January 19th, 2009 at 1:31 am
Franki,
I worked with the CA School for the Deaf for years. But ever since then, I’ve had to endure talking [emailing] with the “Hard of Listening.” Win 7, like Win FLP works well on reduced hardware and is XP-PROGRAM-compliant. AND more built-in DRIVERS than XP Pro. The death to bloatware like M$ Windows Vista and macNcrap OS X.4/5.0.2.3.xxx that have tried to force us to buy/build MORE HW.
January 19th, 2009 at 11:47 am
Pierre,
Windows 7 is not 100% application compatible with XP either, it is supposed to be 100% compatible with Vista, and one of the biggest complaints about Vista was that many XP applications would not run on it.
If you want proof of application incompatibility, do some google searches as there are plenty of examples out there.
January 21st, 2009 at 1:42 pm
franki baby,
“Windows 7 is not 100% app’ compatible with XP either, . . . .” DUH.
Brandon LeBlanc on Thursday:
Over on the MDOP Blog – Senior Product Manager Ran Oelgiesser has announced the availability of the first beta release of Microsoft Enterprise Desktop Virtualization (MED-V) 1.0 today. MED-V is the 6th product in the Microsoft Desktop Optimization Pack and part of the acquisition of the desktop virtualization vendor Kidaro. We acquired Kidaro in May 2008 and MED-V is the first product based off Kidaro technology.

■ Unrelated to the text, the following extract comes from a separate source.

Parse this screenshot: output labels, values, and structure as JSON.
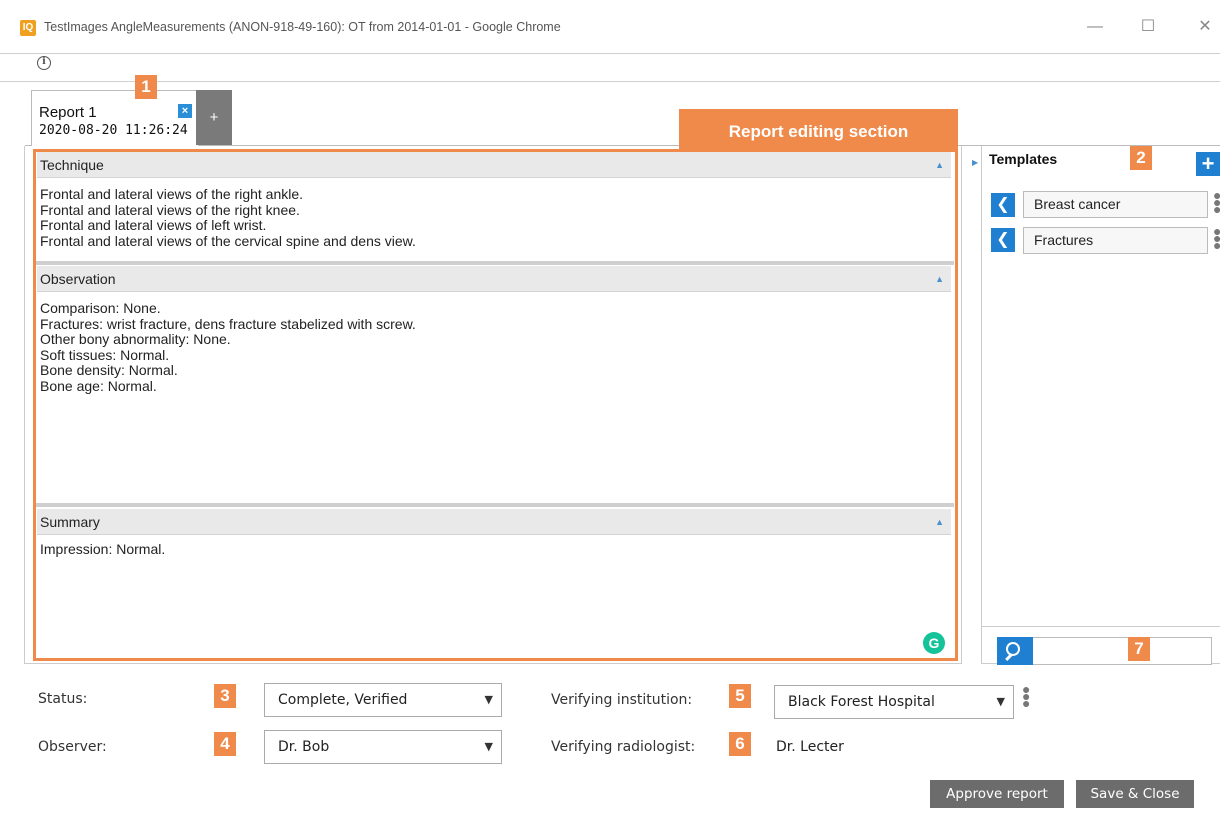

So what is MED-V? MED-V is an enterprise virtualization solution that IT folks can use for compatibility challenges in their environments. MED-V allows IT Pros to easily create, deliver and centrally manage virtualized Windows XP or 2000 environments to run legacy applications on Windows Vista desktops.
For more information on MED-V and how to download the Beta, http://blogs.technet.com/mdop/archive/2009/01/15/microsoft-enterprise-desktop-virtualization-med-v-beta-is-publicly-available.aspx
to read more from Ran on the MDOP Blog.”
January 21st, 2009 at 4:54 pm
Pierre,
You’re a tool mate…. I can run Windows 7 in a VM as well.. or any other OS..
I suggest you go back and repeat kindy.. your obviously missing a few odds and ends. Your comment on MED-V completely negates your original post about Windows7/XP compatibility. If you need to use a VM, with another windows in it to use your apps, then you might as well ditch windows 7 altogether and use Linux to host the VM’s, it’s free and can run XP VM’s faster than windows can.
For what it’s worth, I work in the IT department of a very large university that has a good deal more access to Microsoft than you are likely to have.
I have to ask dude, are you one of the saps that I’ve heard Microsoft pays to say nice things about them in blog comments? I say this because you make as much sense as the Jerry and Bill ads.
January 21st, 2009 at 9:24 pm
I’ve been using Windows 7 for quite a while now, and I share the same positive response… but it does also make me question why Windows Vista had to come along. Surely waiting just a little longer and releasing this more polished version would make much more sense.
FWIW, I’ve had no success running any XP drivers with Windows 7.
May 17th, 2009 at 2:24 am
I’ve been using Vista 64 for over 2yrs and never had any problems with it….of course I built the computer to run Vista….the problem is most people that tried it were using older computers which I agree did not sit well with Vista as it loves memory and processing power. Now I’ve been using Windows 7 64bit RC for a few weeks and agree it starts, shuts down quickly and has a much better feel than Vista did….should Vista have been Windows 7? sure, but I’ll never regret installing Vista. Out of all the Windows versions, ME “Mistake Edition” was the worst….remember those days?
September 10th, 2019 at 3:34 pm
Glad to read here your opinion on windows7 as it was really a great deal of fuss regarding the Windows 7 beta release and how it may be everything Vista should have been.